As far as we know, this is the first pilot study that highlights the safety of phenobarbital loading dose for very small preterm infants even without a very broad study population. Our results suggest that phenobarbital blood levels should be followed closely, as blood levels higher than the reference ranges can often be achieved even in the lower recommended dose of phenobarbital in preterms without specific clinical findings of toxicity. Furthermore, our results demonstrated that it could not be safe for the traditional recommended loading dose of phenobarbital for very low birth weight preterm infants (loading dose of 15 mg/kg and maintenance dose of 3 mg/kg/day).
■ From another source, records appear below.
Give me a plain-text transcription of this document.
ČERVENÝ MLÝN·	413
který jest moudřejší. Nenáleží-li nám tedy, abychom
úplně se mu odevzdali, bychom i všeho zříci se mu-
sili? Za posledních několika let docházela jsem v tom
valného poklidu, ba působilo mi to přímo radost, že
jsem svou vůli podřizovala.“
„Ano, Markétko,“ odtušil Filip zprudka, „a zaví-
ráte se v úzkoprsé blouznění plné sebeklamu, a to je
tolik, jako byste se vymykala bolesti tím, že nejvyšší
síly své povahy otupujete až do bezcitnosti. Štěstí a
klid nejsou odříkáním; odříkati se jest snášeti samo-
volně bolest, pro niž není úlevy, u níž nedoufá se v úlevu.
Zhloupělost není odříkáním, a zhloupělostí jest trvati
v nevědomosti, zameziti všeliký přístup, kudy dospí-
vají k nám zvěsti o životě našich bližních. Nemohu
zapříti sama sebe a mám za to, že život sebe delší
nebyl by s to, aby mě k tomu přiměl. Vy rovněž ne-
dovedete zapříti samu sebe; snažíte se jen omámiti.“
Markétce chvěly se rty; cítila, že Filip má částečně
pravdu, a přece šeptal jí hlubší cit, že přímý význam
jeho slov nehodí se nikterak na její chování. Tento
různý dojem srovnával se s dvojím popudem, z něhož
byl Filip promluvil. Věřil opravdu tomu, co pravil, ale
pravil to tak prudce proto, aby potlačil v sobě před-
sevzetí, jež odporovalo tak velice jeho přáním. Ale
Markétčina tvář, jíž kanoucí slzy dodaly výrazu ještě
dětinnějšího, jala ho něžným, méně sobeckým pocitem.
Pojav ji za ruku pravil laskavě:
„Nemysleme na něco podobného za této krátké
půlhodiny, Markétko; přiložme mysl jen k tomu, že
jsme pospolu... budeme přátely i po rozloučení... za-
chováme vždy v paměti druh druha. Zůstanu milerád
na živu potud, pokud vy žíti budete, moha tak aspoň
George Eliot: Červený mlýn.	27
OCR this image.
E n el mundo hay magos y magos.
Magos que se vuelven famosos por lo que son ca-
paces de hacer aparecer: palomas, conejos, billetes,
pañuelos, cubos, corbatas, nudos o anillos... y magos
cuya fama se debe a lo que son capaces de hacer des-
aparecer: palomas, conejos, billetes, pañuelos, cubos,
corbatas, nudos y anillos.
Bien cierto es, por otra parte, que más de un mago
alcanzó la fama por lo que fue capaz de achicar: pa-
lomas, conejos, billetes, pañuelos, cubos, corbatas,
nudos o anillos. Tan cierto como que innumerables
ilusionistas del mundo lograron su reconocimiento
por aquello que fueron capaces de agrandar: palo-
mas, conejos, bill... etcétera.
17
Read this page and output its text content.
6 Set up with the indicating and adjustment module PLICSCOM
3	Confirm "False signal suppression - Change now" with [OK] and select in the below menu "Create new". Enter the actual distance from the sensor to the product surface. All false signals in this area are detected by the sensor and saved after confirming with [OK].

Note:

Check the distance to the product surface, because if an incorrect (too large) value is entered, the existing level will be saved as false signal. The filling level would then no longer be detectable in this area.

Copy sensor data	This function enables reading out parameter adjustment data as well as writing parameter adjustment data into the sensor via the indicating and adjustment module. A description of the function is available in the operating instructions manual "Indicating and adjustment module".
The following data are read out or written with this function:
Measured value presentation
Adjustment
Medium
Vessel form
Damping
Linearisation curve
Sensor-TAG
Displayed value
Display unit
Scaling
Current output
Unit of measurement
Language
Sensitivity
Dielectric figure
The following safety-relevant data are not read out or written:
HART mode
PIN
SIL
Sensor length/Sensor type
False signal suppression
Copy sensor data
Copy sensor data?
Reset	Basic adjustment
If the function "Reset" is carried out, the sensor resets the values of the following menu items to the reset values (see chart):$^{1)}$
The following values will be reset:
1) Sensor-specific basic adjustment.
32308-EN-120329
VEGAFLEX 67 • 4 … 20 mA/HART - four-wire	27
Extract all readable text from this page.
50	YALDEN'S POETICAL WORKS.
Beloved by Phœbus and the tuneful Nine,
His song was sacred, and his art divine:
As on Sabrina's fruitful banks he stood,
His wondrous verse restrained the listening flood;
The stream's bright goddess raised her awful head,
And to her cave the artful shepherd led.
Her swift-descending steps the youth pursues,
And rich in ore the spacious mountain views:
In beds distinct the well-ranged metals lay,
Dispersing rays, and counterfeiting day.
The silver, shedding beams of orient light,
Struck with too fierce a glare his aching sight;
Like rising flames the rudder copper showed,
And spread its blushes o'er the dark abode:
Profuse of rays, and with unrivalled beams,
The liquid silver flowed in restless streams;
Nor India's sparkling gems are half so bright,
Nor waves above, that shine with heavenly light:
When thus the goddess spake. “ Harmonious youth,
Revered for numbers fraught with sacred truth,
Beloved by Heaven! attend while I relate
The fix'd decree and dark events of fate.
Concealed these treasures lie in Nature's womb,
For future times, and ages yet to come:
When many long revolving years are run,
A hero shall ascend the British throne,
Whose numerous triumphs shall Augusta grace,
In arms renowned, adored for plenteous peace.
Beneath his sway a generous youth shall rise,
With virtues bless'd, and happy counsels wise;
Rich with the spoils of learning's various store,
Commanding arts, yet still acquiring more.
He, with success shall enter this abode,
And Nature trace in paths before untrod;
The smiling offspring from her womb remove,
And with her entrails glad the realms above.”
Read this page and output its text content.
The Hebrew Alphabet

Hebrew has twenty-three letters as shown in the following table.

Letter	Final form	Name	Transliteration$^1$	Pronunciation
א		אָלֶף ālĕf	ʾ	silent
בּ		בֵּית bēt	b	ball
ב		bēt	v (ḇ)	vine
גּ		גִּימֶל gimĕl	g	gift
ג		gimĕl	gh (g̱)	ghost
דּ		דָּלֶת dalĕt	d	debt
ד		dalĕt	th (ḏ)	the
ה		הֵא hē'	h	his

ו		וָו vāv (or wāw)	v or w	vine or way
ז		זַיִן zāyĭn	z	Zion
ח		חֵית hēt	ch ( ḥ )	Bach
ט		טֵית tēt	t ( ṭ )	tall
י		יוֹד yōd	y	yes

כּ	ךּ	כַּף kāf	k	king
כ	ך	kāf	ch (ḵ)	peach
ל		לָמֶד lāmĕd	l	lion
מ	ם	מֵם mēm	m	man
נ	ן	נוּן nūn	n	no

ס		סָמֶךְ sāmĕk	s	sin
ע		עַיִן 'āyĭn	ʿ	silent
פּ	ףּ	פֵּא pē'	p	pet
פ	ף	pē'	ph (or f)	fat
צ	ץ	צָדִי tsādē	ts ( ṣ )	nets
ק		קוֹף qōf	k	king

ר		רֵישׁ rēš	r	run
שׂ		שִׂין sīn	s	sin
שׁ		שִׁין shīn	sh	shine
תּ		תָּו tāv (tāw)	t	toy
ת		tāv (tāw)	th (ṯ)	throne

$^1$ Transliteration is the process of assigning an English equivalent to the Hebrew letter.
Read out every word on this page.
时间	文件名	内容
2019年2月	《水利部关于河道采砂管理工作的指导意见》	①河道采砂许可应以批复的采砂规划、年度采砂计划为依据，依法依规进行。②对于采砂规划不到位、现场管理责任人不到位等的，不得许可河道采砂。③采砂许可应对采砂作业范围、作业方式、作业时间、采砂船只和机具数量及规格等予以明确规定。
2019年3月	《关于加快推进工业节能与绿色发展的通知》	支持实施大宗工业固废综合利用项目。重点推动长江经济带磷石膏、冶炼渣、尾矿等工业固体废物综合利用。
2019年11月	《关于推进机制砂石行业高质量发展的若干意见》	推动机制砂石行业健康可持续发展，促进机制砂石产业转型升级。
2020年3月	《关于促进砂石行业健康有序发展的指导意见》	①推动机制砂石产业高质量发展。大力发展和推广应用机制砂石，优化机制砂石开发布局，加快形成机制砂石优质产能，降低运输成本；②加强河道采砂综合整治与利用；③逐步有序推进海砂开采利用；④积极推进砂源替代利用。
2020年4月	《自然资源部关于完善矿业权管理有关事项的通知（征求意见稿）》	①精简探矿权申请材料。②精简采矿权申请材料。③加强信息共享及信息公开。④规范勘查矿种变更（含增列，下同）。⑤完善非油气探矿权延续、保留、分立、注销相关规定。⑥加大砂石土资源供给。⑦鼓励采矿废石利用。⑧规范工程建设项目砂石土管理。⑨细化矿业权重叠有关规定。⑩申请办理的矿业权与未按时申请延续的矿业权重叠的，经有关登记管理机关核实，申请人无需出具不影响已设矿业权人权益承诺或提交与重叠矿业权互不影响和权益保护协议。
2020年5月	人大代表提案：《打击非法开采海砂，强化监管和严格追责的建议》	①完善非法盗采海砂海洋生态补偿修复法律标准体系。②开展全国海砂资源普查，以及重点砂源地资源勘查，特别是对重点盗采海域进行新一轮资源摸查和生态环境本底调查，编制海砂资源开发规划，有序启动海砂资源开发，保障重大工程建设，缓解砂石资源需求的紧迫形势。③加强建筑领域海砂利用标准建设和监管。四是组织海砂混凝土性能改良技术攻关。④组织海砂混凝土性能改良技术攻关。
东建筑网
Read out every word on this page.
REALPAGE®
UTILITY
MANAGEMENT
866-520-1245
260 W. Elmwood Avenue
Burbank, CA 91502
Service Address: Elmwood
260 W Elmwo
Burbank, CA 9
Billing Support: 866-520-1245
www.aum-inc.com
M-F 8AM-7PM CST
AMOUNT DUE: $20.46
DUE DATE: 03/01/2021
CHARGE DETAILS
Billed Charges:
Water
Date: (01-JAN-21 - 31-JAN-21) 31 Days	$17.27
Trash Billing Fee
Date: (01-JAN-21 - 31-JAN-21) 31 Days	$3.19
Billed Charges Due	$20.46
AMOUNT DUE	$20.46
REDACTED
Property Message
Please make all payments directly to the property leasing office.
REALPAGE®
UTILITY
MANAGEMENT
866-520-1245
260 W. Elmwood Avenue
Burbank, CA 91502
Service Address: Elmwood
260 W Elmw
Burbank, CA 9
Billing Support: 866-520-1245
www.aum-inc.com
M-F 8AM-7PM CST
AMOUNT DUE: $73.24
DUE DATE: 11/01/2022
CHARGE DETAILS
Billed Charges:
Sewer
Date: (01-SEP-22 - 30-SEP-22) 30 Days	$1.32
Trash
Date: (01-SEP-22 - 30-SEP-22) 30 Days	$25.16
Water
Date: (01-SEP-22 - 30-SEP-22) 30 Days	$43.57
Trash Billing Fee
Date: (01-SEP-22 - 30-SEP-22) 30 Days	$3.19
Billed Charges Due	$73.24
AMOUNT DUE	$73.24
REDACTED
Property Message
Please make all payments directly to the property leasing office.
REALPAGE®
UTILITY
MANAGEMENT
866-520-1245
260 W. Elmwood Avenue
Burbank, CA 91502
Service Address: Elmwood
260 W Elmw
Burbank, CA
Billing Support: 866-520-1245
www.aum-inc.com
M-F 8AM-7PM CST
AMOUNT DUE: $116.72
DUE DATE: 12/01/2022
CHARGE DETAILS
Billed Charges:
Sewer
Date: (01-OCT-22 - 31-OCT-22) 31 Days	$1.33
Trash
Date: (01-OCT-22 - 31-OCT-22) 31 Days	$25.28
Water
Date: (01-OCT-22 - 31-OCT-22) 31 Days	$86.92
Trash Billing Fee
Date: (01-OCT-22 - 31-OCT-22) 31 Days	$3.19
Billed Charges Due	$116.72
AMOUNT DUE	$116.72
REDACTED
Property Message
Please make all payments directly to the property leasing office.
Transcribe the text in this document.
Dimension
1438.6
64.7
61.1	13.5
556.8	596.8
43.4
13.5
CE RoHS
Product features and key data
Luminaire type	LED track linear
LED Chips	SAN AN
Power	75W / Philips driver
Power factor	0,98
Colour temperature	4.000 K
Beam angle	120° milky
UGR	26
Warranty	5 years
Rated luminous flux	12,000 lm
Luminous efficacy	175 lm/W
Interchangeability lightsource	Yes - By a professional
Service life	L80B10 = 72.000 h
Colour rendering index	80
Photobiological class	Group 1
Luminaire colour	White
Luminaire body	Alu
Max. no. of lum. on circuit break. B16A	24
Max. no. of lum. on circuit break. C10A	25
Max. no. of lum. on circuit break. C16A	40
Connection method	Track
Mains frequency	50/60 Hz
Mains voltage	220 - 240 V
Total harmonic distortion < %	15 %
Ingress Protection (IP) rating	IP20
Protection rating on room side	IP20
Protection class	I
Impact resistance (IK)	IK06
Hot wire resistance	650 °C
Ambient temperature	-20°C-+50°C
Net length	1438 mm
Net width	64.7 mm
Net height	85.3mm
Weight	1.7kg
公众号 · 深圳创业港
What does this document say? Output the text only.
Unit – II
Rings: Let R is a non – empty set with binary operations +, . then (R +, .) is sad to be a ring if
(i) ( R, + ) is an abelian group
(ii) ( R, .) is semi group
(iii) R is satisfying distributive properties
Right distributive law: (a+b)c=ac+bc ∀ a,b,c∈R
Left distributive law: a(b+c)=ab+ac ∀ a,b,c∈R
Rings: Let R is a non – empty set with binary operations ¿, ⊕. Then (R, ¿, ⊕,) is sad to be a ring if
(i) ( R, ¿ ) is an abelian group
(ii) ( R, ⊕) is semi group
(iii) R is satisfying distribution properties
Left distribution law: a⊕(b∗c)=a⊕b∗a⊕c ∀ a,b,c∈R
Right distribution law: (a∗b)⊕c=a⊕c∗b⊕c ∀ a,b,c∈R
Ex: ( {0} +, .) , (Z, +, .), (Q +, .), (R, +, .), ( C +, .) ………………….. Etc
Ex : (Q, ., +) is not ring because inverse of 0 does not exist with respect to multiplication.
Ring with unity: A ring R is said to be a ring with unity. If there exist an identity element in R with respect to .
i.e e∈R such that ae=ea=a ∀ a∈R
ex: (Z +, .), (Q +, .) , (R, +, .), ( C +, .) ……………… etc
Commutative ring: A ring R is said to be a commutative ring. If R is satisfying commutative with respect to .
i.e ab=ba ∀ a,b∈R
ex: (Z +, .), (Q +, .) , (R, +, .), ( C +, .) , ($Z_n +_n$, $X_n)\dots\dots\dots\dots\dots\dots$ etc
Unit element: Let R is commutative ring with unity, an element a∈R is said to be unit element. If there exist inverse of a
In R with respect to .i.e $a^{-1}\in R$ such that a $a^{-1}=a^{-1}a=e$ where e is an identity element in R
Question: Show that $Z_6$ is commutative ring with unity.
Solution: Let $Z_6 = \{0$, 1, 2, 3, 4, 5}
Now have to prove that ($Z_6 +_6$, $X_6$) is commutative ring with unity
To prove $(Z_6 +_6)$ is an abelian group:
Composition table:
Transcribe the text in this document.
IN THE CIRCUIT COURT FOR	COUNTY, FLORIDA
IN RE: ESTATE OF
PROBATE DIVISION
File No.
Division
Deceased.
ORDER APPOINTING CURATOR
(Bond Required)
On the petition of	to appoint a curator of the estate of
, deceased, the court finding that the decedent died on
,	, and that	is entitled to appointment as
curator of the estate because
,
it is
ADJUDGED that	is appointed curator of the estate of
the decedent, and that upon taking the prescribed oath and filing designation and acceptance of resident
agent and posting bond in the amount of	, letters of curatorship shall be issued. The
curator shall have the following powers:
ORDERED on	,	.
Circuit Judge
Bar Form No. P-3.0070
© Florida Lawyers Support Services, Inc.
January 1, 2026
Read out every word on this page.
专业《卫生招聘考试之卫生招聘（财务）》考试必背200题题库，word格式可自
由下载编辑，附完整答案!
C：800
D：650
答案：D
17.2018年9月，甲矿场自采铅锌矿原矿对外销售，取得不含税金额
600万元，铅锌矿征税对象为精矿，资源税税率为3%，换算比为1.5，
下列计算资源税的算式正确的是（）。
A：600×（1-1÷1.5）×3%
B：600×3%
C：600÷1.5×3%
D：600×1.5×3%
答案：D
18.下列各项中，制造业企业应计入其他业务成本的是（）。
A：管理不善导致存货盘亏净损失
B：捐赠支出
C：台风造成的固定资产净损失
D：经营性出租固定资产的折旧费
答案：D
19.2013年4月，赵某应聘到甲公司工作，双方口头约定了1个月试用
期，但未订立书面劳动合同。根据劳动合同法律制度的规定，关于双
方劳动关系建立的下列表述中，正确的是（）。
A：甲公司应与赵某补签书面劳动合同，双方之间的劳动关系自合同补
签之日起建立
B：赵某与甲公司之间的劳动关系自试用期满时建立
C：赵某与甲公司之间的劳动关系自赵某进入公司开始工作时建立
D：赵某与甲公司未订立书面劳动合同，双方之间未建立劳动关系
Therefore, we simply suggest that loading dose of phenobarbital for very low birth weight preterm infants might be revised and reinstituted. In this respect, there seems a need for further studies which are good planned, with broad participation, multicenter, and including different loading doses in addition to pharmacokinetic study, in order to reach a consensus on a new recommended dose of phenobarbital for preterm infants with seizures.